For faltering dialogue, you have two choices, depending on your style guide.
Style #1: Equally spaced dots with one space before and after ellipsis.
Style #2: Unspaced dots with one space before and after ellipsis.
Example #1 (uses three periods): “I . . . I . . . would never break the law.”
Example #2 (uses ellipsis created with Word shortcut): “I … I … would never break the law.”
For words that trail off, insert punctuation at end of ellipses. If the dialogue continues to another sentence, leave a space.
Example #1: “Why would he . . .? I mean, I can’t believe he got caught with that bimbo.”
Alternate style (Word shortcut): “Why would he …? I mean, I can’t believe he got caught with that bimbo.”
Example #2: “My weight? I’m about one hundred and . . . So, how ’bout them Bears. Did you watch the game?”
Alternate style (Word shortcut): “My weight? I’m about one hundred and … So, how ’bout them Bears. Did you watch the game?”
THREE DOTS VERSE FOUR
Here’s where some writers may find ellipses a little tricky.
Sometimes we need to omit words from the end of one sentence but still continue the quoted passage. This type of ellipsis is called a terminal ellipsis. In this instance, the CMOS recommends using four dots, or periods. The fourth dot indicates the period at the end of the sentence that we haven’t quoted in its entirety. By including that fourth dot it lets the reader know that the quotation borrows from more than one sentence of the original text.

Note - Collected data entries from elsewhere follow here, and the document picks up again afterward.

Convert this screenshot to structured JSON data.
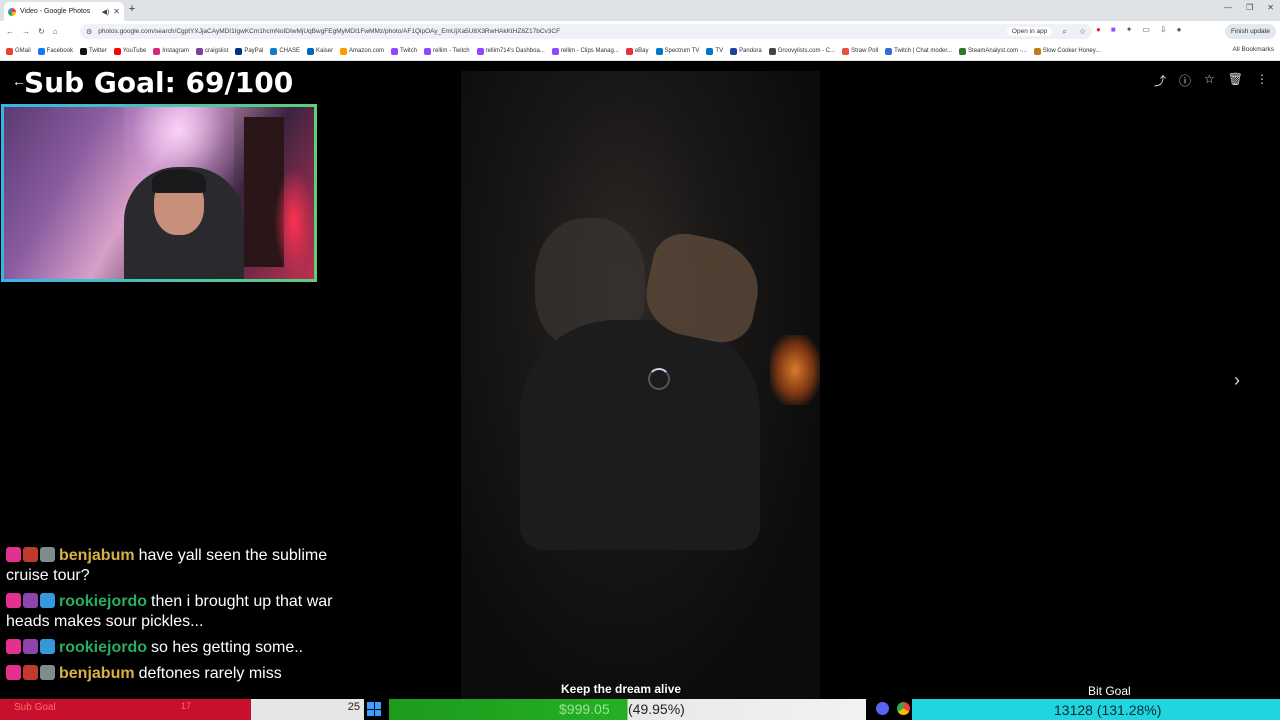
{
  "browser": {
    "tab_title": "Video - Google Photos",
    "url": "photos.google.com/search/CgptYXJjaCAyMDI1IgwKCm1hcmNoIDIwMjUqBwgFEgMyMDI1FwMMz/photo/AF1QipOAy_EmUjXa5U8X3RwHAkKtHZ8Z17bCv3CF",
    "open_in_app": "Open in app",
    "finish_update": "Finish update",
    "all_bookmarks": "All Bookmarks",
    "bookmarks": [
      {
        "label": "GMail",
        "color": "#ea4335"
      },
      {
        "label": "Facebook",
        "color": "#1877f2"
      },
      {
        "label": "Twitter",
        "color": "#111111"
      },
      {
        "label": "YouTube",
        "color": "#ff0000"
      },
      {
        "label": "Instagram",
        "color": "#d62976"
      },
      {
        "label": "craigslist",
        "color": "#7a3fa0"
      },
      {
        "label": "PayPal",
        "color": "#003087"
      },
      {
        "label": "CHASE",
        "color": "#117aca"
      },
      {
        "label": "Kaiser",
        "color": "#0066b3"
      },
      {
        "label": "Amazon.com",
        "color": "#ff9900"
      },
      {
        "label": "Twitch",
        "color": "#9146ff"
      },
      {
        "label": "rellim - Twitch",
        "color": "#9146ff"
      },
      {
        "label": "rellim714's Dashboa...",
        "color": "#9146ff"
      },
      {
        "label": "rellim - Clips Manag...",
        "color": "#9146ff"
      },
      {
        "label": "eBay",
        "color": "#e53238"
      },
      {
        "label": "Spectrum TV",
        "color": "#0077c8"
      },
      {
        "label": "TV",
        "color": "#0077c8"
      },
      {
        "label": "Pandora",
        "color": "#224099"
      },
      {
        "label": "Groovylists.com - C...",
        "color": "#444444"
      },
      {
        "label": "Straw Poll",
        "color": "#e84f3d"
      },
      {
        "label": "Twitch | Chat moder...",
        "color": "#2f6fd6"
      },
      {
        "label": "SteamAnalyst.com -...",
        "color": "#2a7a2a"
      },
      {
        "label": "Slow Cooker Honey...",
        "color": "#c07a20"
      }
    ]
  },
  "overlay": {
    "sub_goal": "Sub Goal: 69/100",
    "chat": [
      {
        "user": "benjabum",
        "user_color": "#d8b043",
        "text": "have yall seen the sublime cruise tour?",
        "badges": [
          "#e4308f",
          "#c0392b",
          "#7f8c8d"
        ]
      },
      {
        "user": "rookiejordo",
        "user_color": "#27ae60",
        "text": "then i brought up that war heads makes sour pickles...",
        "badges": [
          "#e4308f",
          "#8e44ad",
          "#3498db"
        ]
      },
      {
        "user": "rookiejordo",
        "user_color": "#27ae60",
        "text": "so hes getting some..",
        "badges": [
          "#e4308f",
          "#8e44ad",
          "#3498db"
        ]
      },
      {
        "user": "benjabum",
        "user_color": "#d8b043",
        "text": "deftones rarely miss",
        "badges": [
          "#e4308f",
          "#c0392b",
          "#7f8c8d"
        ]
      }
    ],
    "keep_dream": "Keep the dream alive",
    "bit_goal_label": "Bit Goal",
    "bars": {
      "sub_label": "Sub Goal",
      "sub_count": "17",
      "sub_value": "25",
      "money_value": "$999.05",
      "money_percent": "(49.95%)",
      "money_fraction": 0.4995,
      "bit_value": "13128 (131.28%)"
    }
  }
}
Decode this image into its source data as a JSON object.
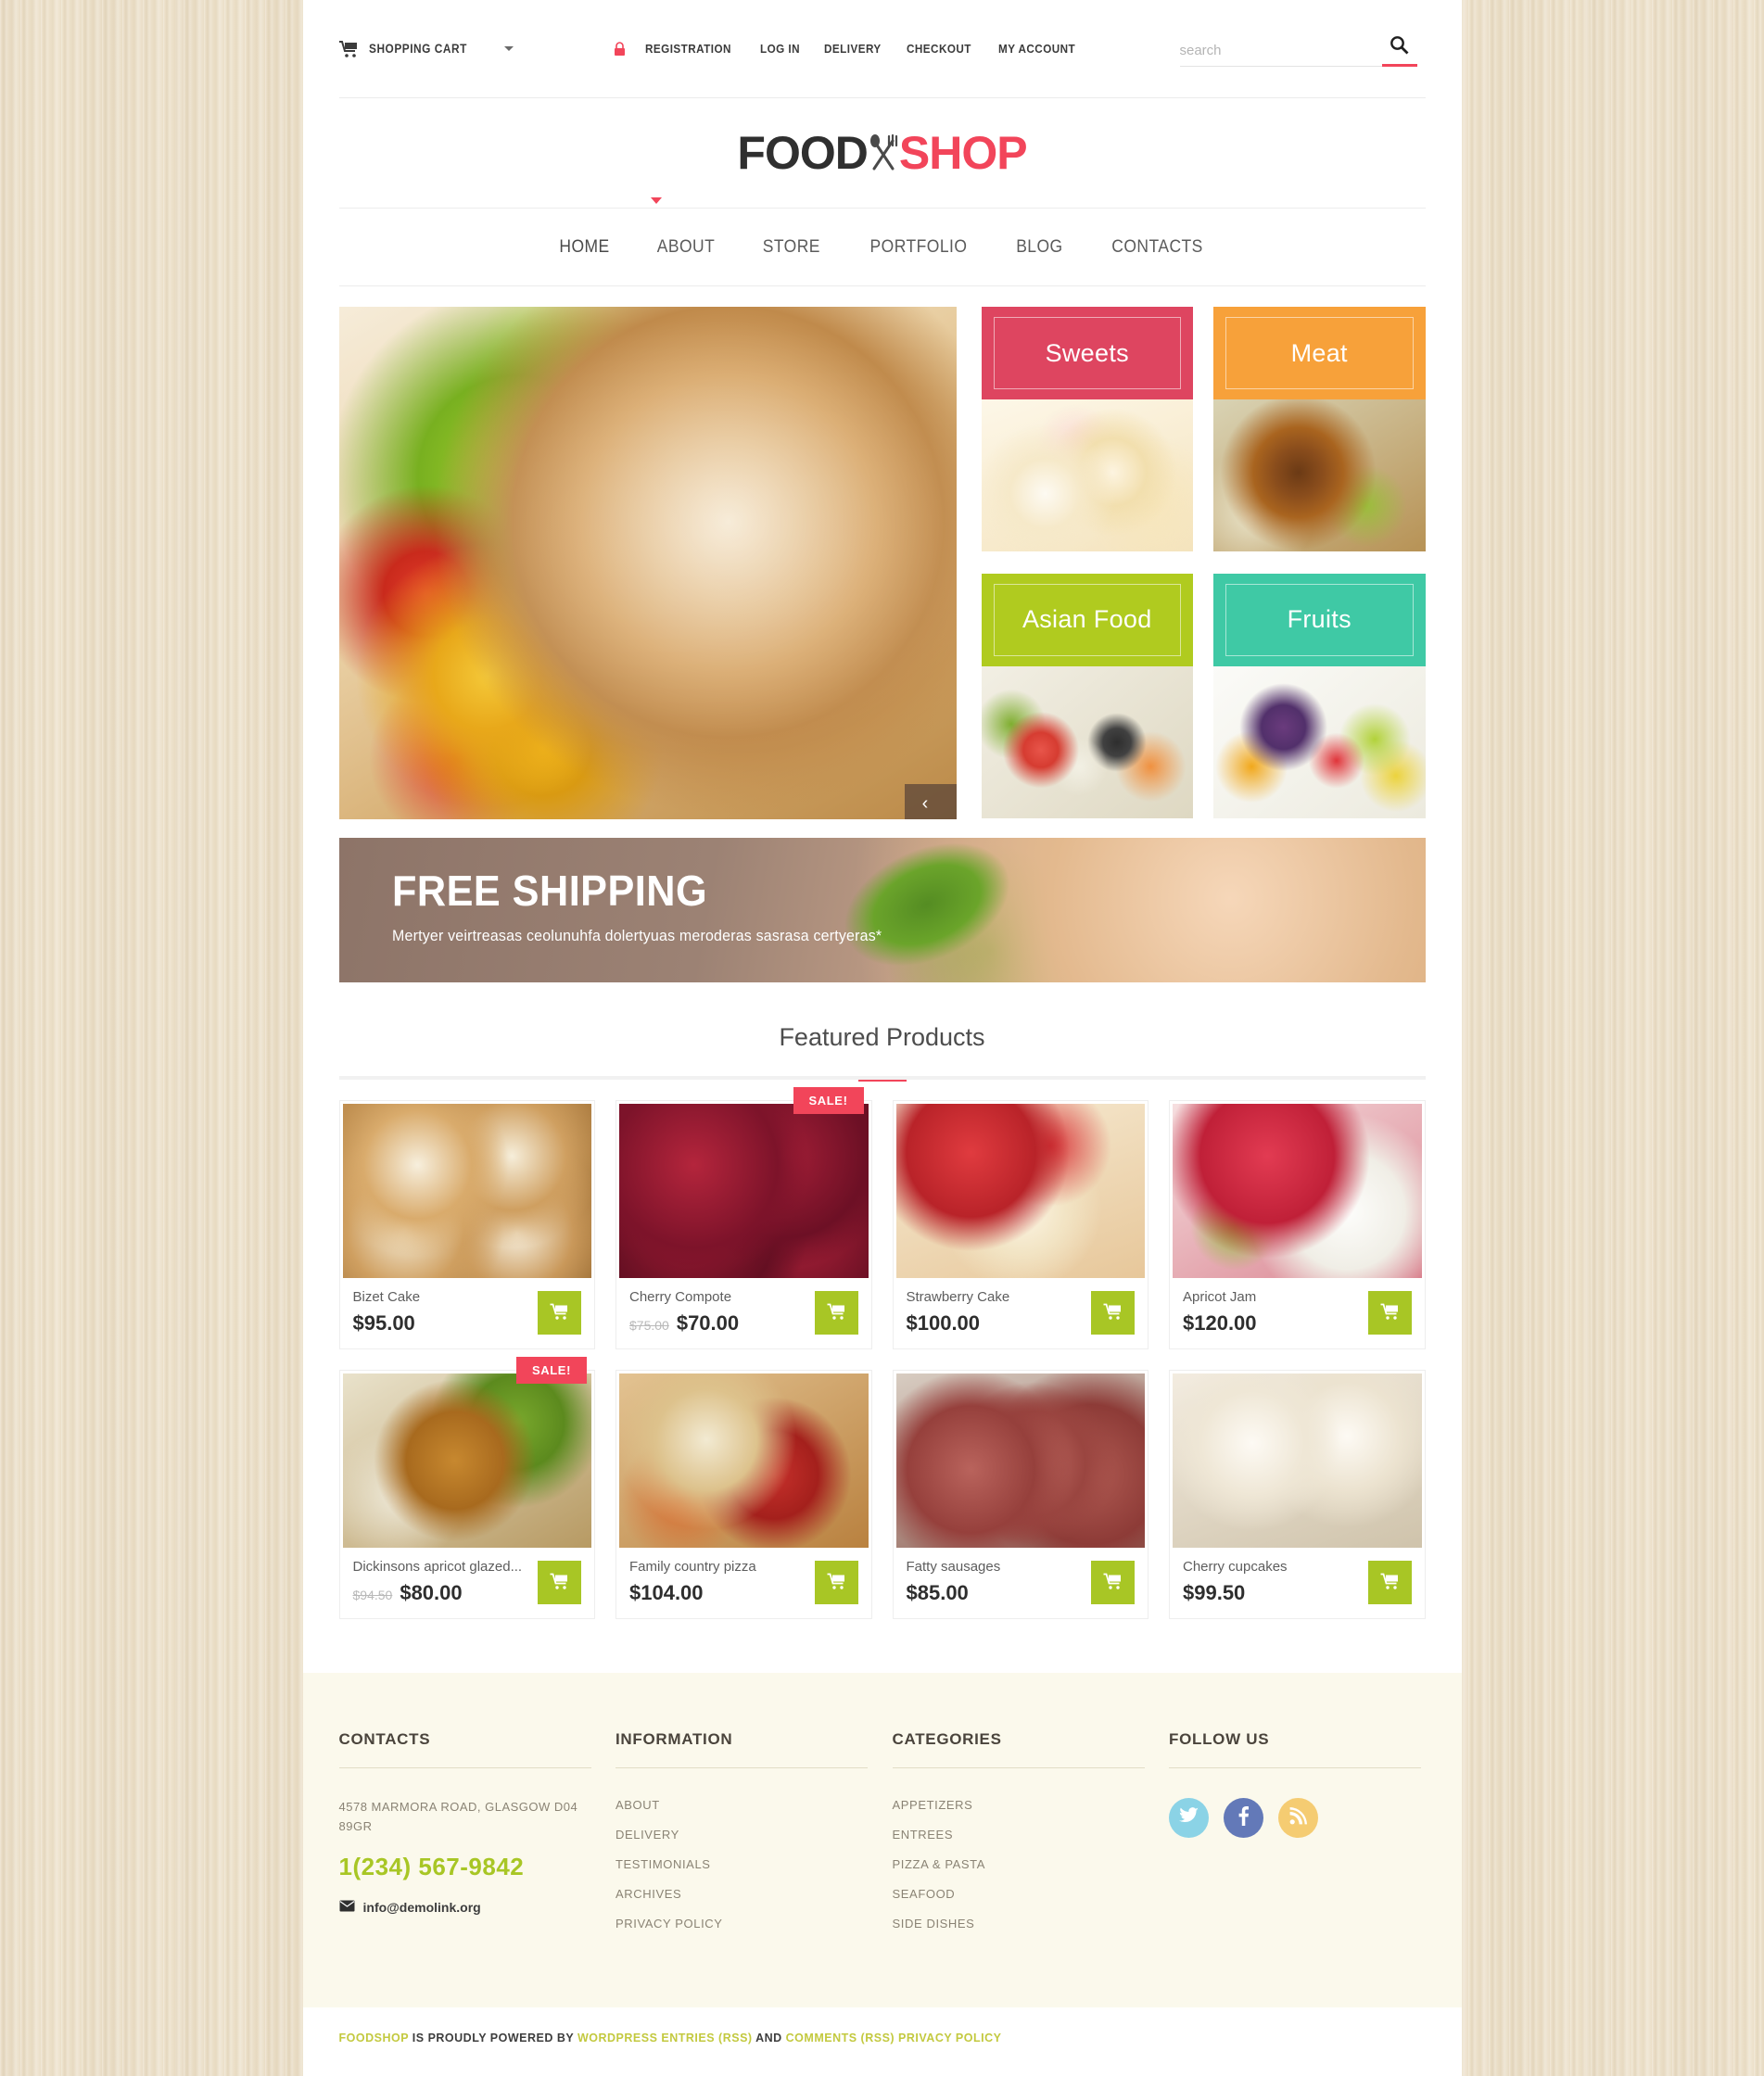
{
  "topbar": {
    "cart_label": "SHOPPING CART",
    "cart_icon": "shopping-cart-icon",
    "lock_icon": "lock-icon",
    "links": [
      "REGISTRATION",
      "LOG IN",
      "DELIVERY",
      "CHECKOUT",
      "MY ACCOUNT"
    ],
    "search_placeholder": "search",
    "search_value": "",
    "search_icon": "search-icon"
  },
  "logo": {
    "part1": "FOOD",
    "part2": "SHOP",
    "icon": "spoon-fork-icon"
  },
  "menu": {
    "items": [
      "HOME",
      "ABOUT",
      "STORE",
      "PORTFOLIO",
      "BLOG",
      "CONTACTS"
    ],
    "active": "HOME"
  },
  "hero": {
    "slider": {
      "prev": "‹",
      "next": "›"
    },
    "categories": [
      {
        "label": "Sweets",
        "color": "#DE4560"
      },
      {
        "label": "Meat",
        "color": "#F7A13A"
      },
      {
        "label": "Asian Food",
        "color": "#B0CB1F"
      },
      {
        "label": "Fruits",
        "color": "#3FC9A5"
      }
    ]
  },
  "shipping": {
    "title": "FREE SHIPPING",
    "subtitle": "Mertyer veirtreasas ceolunuhfa dolertyuas meroderas sasrasa certyeras*"
  },
  "featured": {
    "title": "Featured Products",
    "sale_badge": "SALE!",
    "cart_icon": "cart-add-icon",
    "products": [
      {
        "name": "Bizet Cake",
        "old_price": "",
        "price": "$95.00",
        "sale": false,
        "img": "img-bizet"
      },
      {
        "name": "Cherry Compote",
        "old_price": "$75.00",
        "price": "$70.00",
        "sale": true,
        "img": "img-cherry"
      },
      {
        "name": "Strawberry Cake",
        "old_price": "",
        "price": "$100.00",
        "sale": false,
        "img": "img-straw"
      },
      {
        "name": "Apricot Jam",
        "old_price": "",
        "price": "$120.00",
        "sale": false,
        "img": "img-apricot"
      },
      {
        "name": "Dickinsons apricot glazed...",
        "old_price": "$94.50",
        "price": "$80.00",
        "sale": true,
        "img": "img-dickinson"
      },
      {
        "name": "Family country pizza",
        "old_price": "",
        "price": "$104.00",
        "sale": false,
        "img": "img-pizza"
      },
      {
        "name": "Fatty sausages",
        "old_price": "",
        "price": "$85.00",
        "sale": false,
        "img": "img-saus"
      },
      {
        "name": "Cherry cupcakes",
        "old_price": "",
        "price": "$99.50",
        "sale": false,
        "img": "img-cupcake"
      }
    ]
  },
  "footer": {
    "contacts": {
      "heading": "CONTACTS",
      "address": "4578 MARMORA ROAD, GLASGOW D04 89GR",
      "phone": "1(234) 567-9842",
      "email": "info@demolink.org",
      "mail_icon": "envelope-icon"
    },
    "information": {
      "heading": "INFORMATION",
      "links": [
        "ABOUT",
        "DELIVERY",
        "TESTIMONIALS",
        "ARCHIVES",
        "PRIVACY POLICY"
      ]
    },
    "categories": {
      "heading": "CATEGORIES",
      "links": [
        "APPETIZERS",
        "ENTREES",
        "PIZZA & PASTA",
        "SEAFOOD",
        "SIDE DISHES"
      ]
    },
    "follow": {
      "heading": "FOLLOW US",
      "socials": [
        {
          "name": "twitter-icon",
          "color": "#8BD3E6"
        },
        {
          "name": "facebook-icon",
          "color": "#6379B8"
        },
        {
          "name": "rss-icon",
          "color": "#F5CC72"
        }
      ]
    }
  },
  "copyright": {
    "brand": "FOODSHOP",
    "mid1": " IS PROUDLY POWERED BY ",
    "link1": "WORDPRESS ENTRIES (RSS)",
    "mid2": " AND ",
    "link2": "COMMENTS (RSS) PRIVACY POLICY"
  }
}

Example from Pretty Evil New England:
Then I made up my mind to kill Mrs. Gordon. Poor thing, she was grieving herself to death over her sickly child. So life wasn’t worth living anyway. I was sorry, though, for the poor, unfortunate child, Genevieve. I love the little one very much. . . . I thought with Mrs. Gordon out of the way I could be a mother to her child and get [her husband] Harry Gordon to marry me.
Notice how I didn’t omit any necessary words? That’s key. We have a responsibility to other writers—in this case, the female serial killer—to not mislead the reader by leaving out words that change the meaning of the quote.
Three most important takeaways for ellipses in dialogue.
- Avoid ellipses overload—too many can diminish their impact.
- Reserve ellipses for middle and end of dialogue. If the character fumbles around to spit out their first word, use a body cue or other description instead.
- Maintain consistent ellipses spacing throughout the manuscript.
Now, like most things in writing, there are exceptions to these rules. Always follow the publisher or editor’s recommendations. If you don’t have any recommendations to follow, feel free to use this post as a guide.
For discussion: Do you use block quotes in your writing? If so, why did you choose to do that? Care to share one of the exceptions to any of these guidelines?